Thomaston, GA asked in Criminal Law and Constitutional Law for Georgia

Q: can a judge deny dismissal of your case even though the warrant was served illegally "NO NO KNOCK WARRANT)?

I filed a motion to dismiss my case and suppress the evidence because the warrant was served illegally because the officers did not have a "No knock" warrant thus making the search illegal. The judge denied my motion to suppress and denied the dismissal of my case.

2 Lawyer Answers
James L. Arrasmith
James L. Arrasmith pro label Lawyers, want to be a Justia Connect Pro too? Learn more ›
  • Criminal Law Lawyer
  • Sacramento, CA

A: In the United States, a judge has the discretion to deny a motion to dismiss a case or suppress evidence, even if the defendant argues that the search warrant was executed illegally due to the lack of a "no-knock" provision. The judge's decision will depend on the specific facts and circumstances of the case, as well as the applicable state and federal laws.

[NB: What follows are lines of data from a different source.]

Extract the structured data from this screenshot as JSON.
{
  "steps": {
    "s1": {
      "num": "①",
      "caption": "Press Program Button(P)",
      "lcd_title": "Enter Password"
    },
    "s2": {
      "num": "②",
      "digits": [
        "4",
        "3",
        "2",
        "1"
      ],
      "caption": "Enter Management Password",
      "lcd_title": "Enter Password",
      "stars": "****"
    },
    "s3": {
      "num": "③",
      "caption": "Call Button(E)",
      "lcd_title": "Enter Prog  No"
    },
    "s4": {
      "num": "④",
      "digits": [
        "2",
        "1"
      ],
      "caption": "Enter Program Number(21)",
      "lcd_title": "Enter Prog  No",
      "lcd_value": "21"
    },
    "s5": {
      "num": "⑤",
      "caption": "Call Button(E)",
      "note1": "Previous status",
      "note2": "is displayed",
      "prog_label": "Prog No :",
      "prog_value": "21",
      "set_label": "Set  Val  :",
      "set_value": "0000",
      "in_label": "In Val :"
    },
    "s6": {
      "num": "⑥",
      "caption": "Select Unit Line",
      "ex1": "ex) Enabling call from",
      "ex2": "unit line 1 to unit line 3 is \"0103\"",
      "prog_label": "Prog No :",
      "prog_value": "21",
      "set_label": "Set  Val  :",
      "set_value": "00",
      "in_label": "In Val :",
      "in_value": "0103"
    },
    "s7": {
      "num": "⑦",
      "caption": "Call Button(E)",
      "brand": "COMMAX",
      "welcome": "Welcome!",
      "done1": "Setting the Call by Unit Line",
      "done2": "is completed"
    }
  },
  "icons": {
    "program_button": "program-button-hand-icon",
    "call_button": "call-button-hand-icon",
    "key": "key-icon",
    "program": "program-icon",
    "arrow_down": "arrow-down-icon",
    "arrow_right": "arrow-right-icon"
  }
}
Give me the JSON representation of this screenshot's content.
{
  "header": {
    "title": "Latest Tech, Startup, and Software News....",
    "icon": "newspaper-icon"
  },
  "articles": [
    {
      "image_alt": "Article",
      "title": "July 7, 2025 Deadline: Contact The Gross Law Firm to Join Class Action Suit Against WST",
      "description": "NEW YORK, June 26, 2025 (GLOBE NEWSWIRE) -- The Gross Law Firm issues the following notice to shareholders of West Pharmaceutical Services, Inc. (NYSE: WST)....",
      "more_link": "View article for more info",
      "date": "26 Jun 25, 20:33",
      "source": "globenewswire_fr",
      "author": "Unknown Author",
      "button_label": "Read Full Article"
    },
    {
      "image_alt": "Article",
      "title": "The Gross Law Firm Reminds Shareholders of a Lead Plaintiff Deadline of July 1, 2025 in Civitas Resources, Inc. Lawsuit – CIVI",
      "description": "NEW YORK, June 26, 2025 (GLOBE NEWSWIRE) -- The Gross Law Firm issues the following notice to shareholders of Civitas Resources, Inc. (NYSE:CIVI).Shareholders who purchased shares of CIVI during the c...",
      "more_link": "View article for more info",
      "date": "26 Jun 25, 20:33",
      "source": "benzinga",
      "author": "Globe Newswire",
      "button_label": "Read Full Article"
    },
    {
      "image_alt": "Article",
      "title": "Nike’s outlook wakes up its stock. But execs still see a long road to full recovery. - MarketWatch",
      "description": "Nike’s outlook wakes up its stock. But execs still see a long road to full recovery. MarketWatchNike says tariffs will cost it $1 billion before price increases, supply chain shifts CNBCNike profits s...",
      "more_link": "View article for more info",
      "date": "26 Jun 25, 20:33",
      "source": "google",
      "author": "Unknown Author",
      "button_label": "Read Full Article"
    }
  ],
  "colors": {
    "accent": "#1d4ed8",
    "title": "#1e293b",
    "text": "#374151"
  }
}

Here are a few reasons why a judge might deny such a motion:

1. The judge may determine that the officers had exigent circumstances that justified their entry without knocking, such as a reasonable belief that evidence would be destroyed or that there was a threat to officer safety.

2. The court may find that, despite the lack of a "no-knock" provision, the officers substantially complied with the "knock-and-announce" rule before entering the premises.

3. The judge may apply the "good faith exception" to the exclusionary rule, which allows evidence to be admitted if the officers reasonably relied on a warrant that was later found to be invalid.

4. The court may conclude that the evidence would have been inevitably discovered through other legal means, even if the initial search was conducted improperly.

If you believe that the judge's decision was incorrect, you may have the option to appeal the ruling to a higher court. It is essential to discuss your case with a qualified criminal defense attorney who can assess the specific facts of your situation and advise you on the best course of action.

Glenn T. Stern
Glenn T. Stern pro label Lawyers, want to be a Justia Connect Pro too? Learn more ›
  • Criminal Law Lawyer
  • Atlanta, GA
  • Licensed in Georgia

A: It sounds like from what you described that the police did have a valid warrant, but that it was executed without knocking. It's really not possible for an attorney to figure out what exactly happened here without more information. There may have been circumstances that allowed the police to execute the warrant without knocking, or it may have been an issue of credibility in that the state wasn't conceding your version of what happened. Generally, if the police had a valid warrant, trial court judges are going to be reluctant to grant a motion to suppress and throw out all of the evidence in a case. Judges in Georgia are elected-if someone's going to make that finding, they would rather the Court of Appeals do it.